Огорчила она отца лишь однажды, когда заупрямилась в выборе мужа: капризная и увлекающаяся Наташа влюбилась, как ей казалось на всю жизнь, в племянника одного из богатейших людей России — Саввы Мамонтова, патронировавшего театр, где милый сердцу Сережа служил аккомпаниатором. Играл он блестяще, внешностью обладал интересной, ей даже казалось — роковой: худой и бледный брюнет с выразительными умными глазами и длинными, не по-мужски изящными пальцами. Но этого оказалось мало: родив дочь, которую счастливый отец назвал ее именем, Наташа заскучала — ей было лишь двадцать три, нянчить ребенка и ждать мужа со службы — не о такой жизни грезила она в девичестве.

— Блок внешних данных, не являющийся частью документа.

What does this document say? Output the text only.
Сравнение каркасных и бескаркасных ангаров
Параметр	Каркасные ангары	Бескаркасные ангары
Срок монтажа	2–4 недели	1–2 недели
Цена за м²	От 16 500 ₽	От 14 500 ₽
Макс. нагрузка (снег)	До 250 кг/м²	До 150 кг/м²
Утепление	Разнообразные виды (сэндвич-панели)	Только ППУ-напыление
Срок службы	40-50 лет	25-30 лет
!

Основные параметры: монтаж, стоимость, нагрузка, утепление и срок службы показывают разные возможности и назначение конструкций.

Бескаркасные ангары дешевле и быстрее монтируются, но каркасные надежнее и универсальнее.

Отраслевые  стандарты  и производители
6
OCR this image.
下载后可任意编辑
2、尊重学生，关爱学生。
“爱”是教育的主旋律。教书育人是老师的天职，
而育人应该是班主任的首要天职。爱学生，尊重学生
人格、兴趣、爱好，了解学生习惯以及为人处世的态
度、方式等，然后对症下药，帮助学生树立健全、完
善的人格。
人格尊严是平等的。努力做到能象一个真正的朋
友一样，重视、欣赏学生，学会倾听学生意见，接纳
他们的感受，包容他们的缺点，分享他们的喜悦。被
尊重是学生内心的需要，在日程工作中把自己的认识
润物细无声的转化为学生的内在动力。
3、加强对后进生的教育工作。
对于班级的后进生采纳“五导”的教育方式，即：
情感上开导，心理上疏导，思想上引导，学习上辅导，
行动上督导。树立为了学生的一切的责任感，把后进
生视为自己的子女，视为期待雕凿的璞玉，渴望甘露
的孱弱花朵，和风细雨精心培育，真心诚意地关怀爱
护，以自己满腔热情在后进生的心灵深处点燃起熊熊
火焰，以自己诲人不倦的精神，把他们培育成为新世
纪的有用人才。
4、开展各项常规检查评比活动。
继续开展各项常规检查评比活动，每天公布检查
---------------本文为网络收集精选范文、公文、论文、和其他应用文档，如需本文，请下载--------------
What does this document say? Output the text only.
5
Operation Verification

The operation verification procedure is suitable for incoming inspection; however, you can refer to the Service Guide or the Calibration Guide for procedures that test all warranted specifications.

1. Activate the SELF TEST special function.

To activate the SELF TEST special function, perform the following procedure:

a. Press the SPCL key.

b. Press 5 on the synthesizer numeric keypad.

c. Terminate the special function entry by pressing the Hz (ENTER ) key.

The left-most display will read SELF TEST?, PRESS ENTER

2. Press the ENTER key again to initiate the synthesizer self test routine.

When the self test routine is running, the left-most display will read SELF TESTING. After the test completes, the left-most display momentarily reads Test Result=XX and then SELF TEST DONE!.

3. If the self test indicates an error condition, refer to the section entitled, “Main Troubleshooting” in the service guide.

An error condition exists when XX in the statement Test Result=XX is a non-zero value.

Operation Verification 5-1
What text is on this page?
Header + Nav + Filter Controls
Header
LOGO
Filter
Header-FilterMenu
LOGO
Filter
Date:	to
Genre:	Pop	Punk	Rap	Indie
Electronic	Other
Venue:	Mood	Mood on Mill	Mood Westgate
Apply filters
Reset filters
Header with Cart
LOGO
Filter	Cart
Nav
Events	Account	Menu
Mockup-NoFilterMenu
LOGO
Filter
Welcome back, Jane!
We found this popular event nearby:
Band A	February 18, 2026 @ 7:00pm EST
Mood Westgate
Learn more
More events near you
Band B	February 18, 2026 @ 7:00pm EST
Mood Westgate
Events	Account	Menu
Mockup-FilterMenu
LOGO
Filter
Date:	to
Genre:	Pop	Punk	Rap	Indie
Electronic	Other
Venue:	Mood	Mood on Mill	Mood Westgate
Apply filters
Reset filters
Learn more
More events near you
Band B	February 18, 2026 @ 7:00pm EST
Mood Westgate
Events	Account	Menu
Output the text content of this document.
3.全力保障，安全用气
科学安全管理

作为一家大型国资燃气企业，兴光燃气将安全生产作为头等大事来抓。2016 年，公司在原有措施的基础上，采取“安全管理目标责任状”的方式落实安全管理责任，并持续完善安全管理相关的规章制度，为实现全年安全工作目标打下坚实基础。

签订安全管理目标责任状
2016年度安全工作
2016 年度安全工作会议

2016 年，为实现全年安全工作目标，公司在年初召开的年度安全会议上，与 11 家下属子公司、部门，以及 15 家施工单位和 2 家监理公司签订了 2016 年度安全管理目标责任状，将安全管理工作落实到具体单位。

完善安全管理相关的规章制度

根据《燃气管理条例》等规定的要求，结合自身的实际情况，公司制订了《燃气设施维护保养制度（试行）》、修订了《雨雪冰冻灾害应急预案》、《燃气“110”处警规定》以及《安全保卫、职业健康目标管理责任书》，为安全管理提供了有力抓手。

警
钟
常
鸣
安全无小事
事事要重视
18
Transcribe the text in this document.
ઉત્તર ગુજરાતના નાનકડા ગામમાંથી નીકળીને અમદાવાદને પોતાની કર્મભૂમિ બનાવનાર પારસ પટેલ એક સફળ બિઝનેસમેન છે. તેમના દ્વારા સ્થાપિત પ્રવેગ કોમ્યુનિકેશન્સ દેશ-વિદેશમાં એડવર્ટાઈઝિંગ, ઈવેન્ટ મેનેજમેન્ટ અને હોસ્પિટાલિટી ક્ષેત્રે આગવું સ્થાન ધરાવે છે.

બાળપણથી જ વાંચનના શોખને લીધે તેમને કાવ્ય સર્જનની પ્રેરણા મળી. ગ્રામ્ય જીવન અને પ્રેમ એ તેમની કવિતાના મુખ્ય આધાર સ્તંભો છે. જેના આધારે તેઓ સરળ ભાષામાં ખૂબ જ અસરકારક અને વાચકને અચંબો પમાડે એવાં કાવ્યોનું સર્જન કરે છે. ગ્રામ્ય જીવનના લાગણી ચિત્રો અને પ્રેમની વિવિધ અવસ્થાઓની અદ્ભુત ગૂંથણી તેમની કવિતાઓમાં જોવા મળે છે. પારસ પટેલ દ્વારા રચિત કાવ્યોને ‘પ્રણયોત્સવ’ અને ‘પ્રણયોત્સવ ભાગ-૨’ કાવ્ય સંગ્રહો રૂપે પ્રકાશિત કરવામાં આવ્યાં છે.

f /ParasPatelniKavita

«Володя, как же хорошо! Просто прелесть, что такое! Папа, что ты сказал бы теперь своей непослушной дочери?»— Наталия Сергеевна имела обыкновение произносить вслух некоторые свои мысли, иногда даже довольно пространные монологи. Вот и теперь, примеряя перед большим зеркалом вечернее платье, она будто разговаривала со своими мужчинами — нынешним супругом и отцом.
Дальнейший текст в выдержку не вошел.